Valor Econômico – O Brasil está cada vez mais no radar de empresas chinesas para se tornar uma base de produção e exportação para a América Latina e outros mercados. A mudança de enfoque na relação econômica bilateral, ainda muito concentrada no comércio de commodities, foi um dos principais temas do “Summit Valor Brazil-China 2026”, que reuniu mais de 200 autoridades, executivos e especialistas no dia 25 de março, em Xangai.
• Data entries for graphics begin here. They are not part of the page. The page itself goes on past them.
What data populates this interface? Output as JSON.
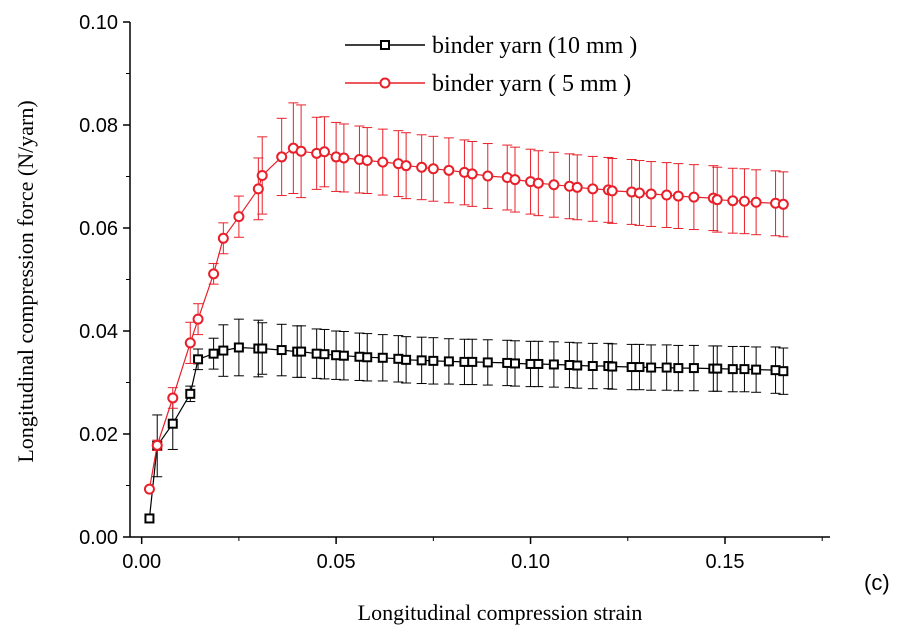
{
  "panel_label": "(c)",
  "chart_data": {
    "type": "line",
    "xlabel": "Longitudinal compression strain",
    "ylabel": "Longitudinal compression force (N/yarn)",
    "xlim": [
      -0.003,
      0.177
    ],
    "ylim": [
      0.0,
      0.1
    ],
    "x_ticks": [
      "0.00",
      "0.05",
      "0.10",
      "0.15"
    ],
    "y_ticks": [
      "0.00",
      "0.02",
      "0.04",
      "0.06",
      "0.08",
      "0.10"
    ],
    "legend_position": "top-right",
    "series": [
      {
        "name": "binder yarn (10 mm )",
        "color": "#000000",
        "marker": "square",
        "x": [
          0.002,
          0.004,
          0.008,
          0.0125,
          0.0145,
          0.0185,
          0.021,
          0.025,
          0.03,
          0.031,
          0.036,
          0.04,
          0.041,
          0.045,
          0.047,
          0.05,
          0.052,
          0.056,
          0.058,
          0.062,
          0.066,
          0.068,
          0.072,
          0.075,
          0.079,
          0.083,
          0.085,
          0.089,
          0.094,
          0.096,
          0.1,
          0.102,
          0.106,
          0.11,
          0.112,
          0.116,
          0.12,
          0.121,
          0.126,
          0.128,
          0.131,
          0.135,
          0.138,
          0.142,
          0.147,
          0.148,
          0.152,
          0.155,
          0.158,
          0.163,
          0.165
        ],
        "y": [
          0.0036,
          0.0177,
          0.022,
          0.0278,
          0.0345,
          0.0356,
          0.0362,
          0.0368,
          0.0366,
          0.0366,
          0.0363,
          0.036,
          0.036,
          0.0356,
          0.0355,
          0.0353,
          0.0352,
          0.035,
          0.0349,
          0.0348,
          0.0346,
          0.0344,
          0.0343,
          0.0342,
          0.0341,
          0.034,
          0.034,
          0.0339,
          0.0338,
          0.0337,
          0.0336,
          0.0336,
          0.0335,
          0.0334,
          0.0333,
          0.0332,
          0.0332,
          0.0331,
          0.033,
          0.033,
          0.0329,
          0.0329,
          0.0328,
          0.0328,
          0.0327,
          0.0327,
          0.0326,
          0.0326,
          0.0325,
          0.0324,
          0.0322
        ],
        "error": [
          0.0,
          0.006,
          0.005,
          0.0015,
          0.002,
          0.003,
          0.005,
          0.0055,
          0.0055,
          0.005,
          0.005,
          0.005,
          0.005,
          0.0048,
          0.0048,
          0.0047,
          0.0047,
          0.0046,
          0.0046,
          0.0045,
          0.0045,
          0.0045,
          0.0045,
          0.0045,
          0.0044,
          0.0044,
          0.0044,
          0.0044,
          0.0044,
          0.0044,
          0.0044,
          0.0044,
          0.0044,
          0.0044,
          0.0044,
          0.0044,
          0.0044,
          0.0044,
          0.0044,
          0.0044,
          0.0044,
          0.0044,
          0.0044,
          0.0044,
          0.0044,
          0.0044,
          0.0044,
          0.0044,
          0.0044,
          0.0045,
          0.0045
        ]
      },
      {
        "name": "binder yarn ( 5 mm )",
        "color": "#e8202a",
        "marker": "circle",
        "x": [
          0.002,
          0.004,
          0.008,
          0.0125,
          0.0145,
          0.0185,
          0.021,
          0.025,
          0.03,
          0.031,
          0.036,
          0.039,
          0.041,
          0.045,
          0.047,
          0.05,
          0.052,
          0.056,
          0.058,
          0.062,
          0.066,
          0.068,
          0.072,
          0.075,
          0.079,
          0.083,
          0.085,
          0.089,
          0.094,
          0.096,
          0.1,
          0.102,
          0.106,
          0.11,
          0.112,
          0.116,
          0.12,
          0.121,
          0.126,
          0.128,
          0.131,
          0.135,
          0.138,
          0.142,
          0.147,
          0.148,
          0.152,
          0.155,
          0.158,
          0.163,
          0.165
        ],
        "y": [
          0.0093,
          0.0178,
          0.027,
          0.0377,
          0.0423,
          0.0511,
          0.058,
          0.0622,
          0.0676,
          0.0702,
          0.0738,
          0.0755,
          0.0749,
          0.0745,
          0.0748,
          0.0738,
          0.0736,
          0.0733,
          0.0731,
          0.0728,
          0.0725,
          0.0721,
          0.0718,
          0.0715,
          0.0712,
          0.0708,
          0.0705,
          0.0701,
          0.0698,
          0.0694,
          0.069,
          0.0687,
          0.0684,
          0.0681,
          0.0679,
          0.0676,
          0.0674,
          0.0672,
          0.067,
          0.0668,
          0.0666,
          0.0664,
          0.0662,
          0.066,
          0.0658,
          0.0655,
          0.0653,
          0.0652,
          0.065,
          0.0648,
          0.0646
        ],
        "error": [
          0.0,
          0.001,
          0.002,
          0.004,
          0.003,
          0.002,
          0.003,
          0.004,
          0.006,
          0.0075,
          0.0075,
          0.0088,
          0.009,
          0.007,
          0.0068,
          0.0067,
          0.0066,
          0.0065,
          0.0064,
          0.0064,
          0.0064,
          0.0064,
          0.0063,
          0.0063,
          0.0063,
          0.0063,
          0.0063,
          0.0063,
          0.0063,
          0.0063,
          0.0063,
          0.0063,
          0.0063,
          0.0063,
          0.0063,
          0.0063,
          0.0063,
          0.0063,
          0.0063,
          0.0063,
          0.0063,
          0.0063,
          0.0063,
          0.0063,
          0.0063,
          0.0063,
          0.0063,
          0.0063,
          0.0063,
          0.0063,
          0.0063
        ]
      }
    ]
  }
}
Nos oito painéis do evento – organizado pela Editora Globo e pelo Valor Econômico, em parceria com o Centro Brasileiro de Relações Internacionais (Cebri) e a Associação de Amizade da China com Países Estrangeiros (CPAFCC) -, a estratégia foi destacada no contexto de reorganização das cadeias produtivas globais desde a pandemia. Com recursos naturais abundantes, matriz energética limpa e bom posicionamento diplomático, o Brasil desponta como plataforma para empresas chinesas que buscam internacionalização. Para o país, o movimento representa uma oportunidade de atrair investimentos e impulsionar uma reindustrialização alinhada à economia verde.

“É fundamental que os investimentos chineses passem a ver o Brasil como uma plataforma de exportação para o comércio exterior”, afirmou o embaixador brasileiro em Pequim, Marcos Galvão. O desafio, segundo ele, é ampliar a inserção industrial: hoje, 75% das exportações brasileiras para a China estão concentradas em três commodities, enquanto os embarques chineses ao Brasil são mais diversificados.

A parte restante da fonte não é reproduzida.